The indexable web (also called "the surface web" or "the visible web") is the part of the World Wide Web which can be indexed by search engines who follow the rules of web crawling such as following robots.txt.

The Search Engines

Search Engines make a (distributed) database of the web by using computer programs known as spiders (or "web crawlers") who start with a list of one or more websites and slowly follow hyperlinks from one page to another until they have indexed "the whole web". The sum of pages these spiders can reach are the indexable web.

The Robots Exclusion Standard

The Robots Exclusion Standard allows webmasters to have a file on their site called robots.txt (like this one]). If this file says you can't index /foo then most (polite) spiders don't do that. However, you can still read all about /foo when you visit a site which forbids /foo from being indexed, but you have to find it in some other way. Thus; /foo is on the web, but is not part of indexable web.
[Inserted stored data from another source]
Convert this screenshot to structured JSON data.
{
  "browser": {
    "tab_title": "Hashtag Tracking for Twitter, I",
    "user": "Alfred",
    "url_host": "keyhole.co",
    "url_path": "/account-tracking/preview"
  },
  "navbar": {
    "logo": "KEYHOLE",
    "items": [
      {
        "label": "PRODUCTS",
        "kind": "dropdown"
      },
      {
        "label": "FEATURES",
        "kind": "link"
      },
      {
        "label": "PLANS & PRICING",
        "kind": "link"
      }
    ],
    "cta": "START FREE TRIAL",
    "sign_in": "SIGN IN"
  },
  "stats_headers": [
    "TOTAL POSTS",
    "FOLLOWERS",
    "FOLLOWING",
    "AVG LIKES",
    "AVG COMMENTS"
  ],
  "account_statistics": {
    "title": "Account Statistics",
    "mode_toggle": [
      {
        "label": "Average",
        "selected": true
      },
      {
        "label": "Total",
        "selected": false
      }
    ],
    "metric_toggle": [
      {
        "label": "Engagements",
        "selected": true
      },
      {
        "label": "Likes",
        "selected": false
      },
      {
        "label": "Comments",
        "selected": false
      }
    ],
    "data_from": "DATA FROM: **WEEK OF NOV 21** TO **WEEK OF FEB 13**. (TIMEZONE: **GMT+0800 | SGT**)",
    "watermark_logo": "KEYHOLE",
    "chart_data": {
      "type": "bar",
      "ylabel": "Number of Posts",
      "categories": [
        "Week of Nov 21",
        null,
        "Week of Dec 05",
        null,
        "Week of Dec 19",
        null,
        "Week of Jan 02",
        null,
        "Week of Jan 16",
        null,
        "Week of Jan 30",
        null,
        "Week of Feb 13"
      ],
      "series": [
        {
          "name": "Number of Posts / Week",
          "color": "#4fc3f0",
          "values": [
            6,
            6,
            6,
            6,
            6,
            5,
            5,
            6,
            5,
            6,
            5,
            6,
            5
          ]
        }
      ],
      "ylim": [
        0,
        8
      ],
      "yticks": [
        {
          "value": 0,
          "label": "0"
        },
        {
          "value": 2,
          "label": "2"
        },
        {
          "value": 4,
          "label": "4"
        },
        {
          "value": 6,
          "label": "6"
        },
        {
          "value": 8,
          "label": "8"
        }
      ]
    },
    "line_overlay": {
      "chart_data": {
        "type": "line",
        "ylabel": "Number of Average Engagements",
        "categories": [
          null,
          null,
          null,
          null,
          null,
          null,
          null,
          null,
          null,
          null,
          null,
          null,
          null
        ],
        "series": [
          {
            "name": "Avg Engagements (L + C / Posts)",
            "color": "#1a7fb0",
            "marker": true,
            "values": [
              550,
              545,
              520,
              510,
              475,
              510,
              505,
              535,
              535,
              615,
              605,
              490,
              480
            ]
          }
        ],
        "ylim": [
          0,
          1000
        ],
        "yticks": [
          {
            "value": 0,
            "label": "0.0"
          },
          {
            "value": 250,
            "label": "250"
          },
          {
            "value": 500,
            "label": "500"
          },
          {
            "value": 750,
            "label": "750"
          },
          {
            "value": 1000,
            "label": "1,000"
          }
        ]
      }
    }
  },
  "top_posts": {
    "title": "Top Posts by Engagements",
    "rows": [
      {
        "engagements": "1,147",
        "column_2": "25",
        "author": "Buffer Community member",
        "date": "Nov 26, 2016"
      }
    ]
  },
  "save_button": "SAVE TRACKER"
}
It should also be noted that spiders do not follow links who are generated by JavaScript or included in Flash-files. Polite spiders also don't try to break into password-protected areas.

The Visible web

The visible web is the part of the Internet you can find in search engines.

This is not the same as the The indexable web.

The difference between the indexable and the visible web is:

Most search engines censor sites. Such sites can be indexed but are not. Big search-engines can say "Linuxreviews? We don't like that site. We're going to put that on our lists of sites who don't appear in our search-engine right now".

And there are other reasons why sites who can be indexed are not; they may be new, the crawlers haven't stumbled on any links to it yet, etc.

The visible web is much smaller than the indexable web.

The Deep Web

The Deep Web is a term sometimes used for the parts of the Internet who are there, but can not be found by search engines. The term sometimes means the whole internet (visible and invisible) and sometimes the "invisible" parts of the net who can't be found using search-engines.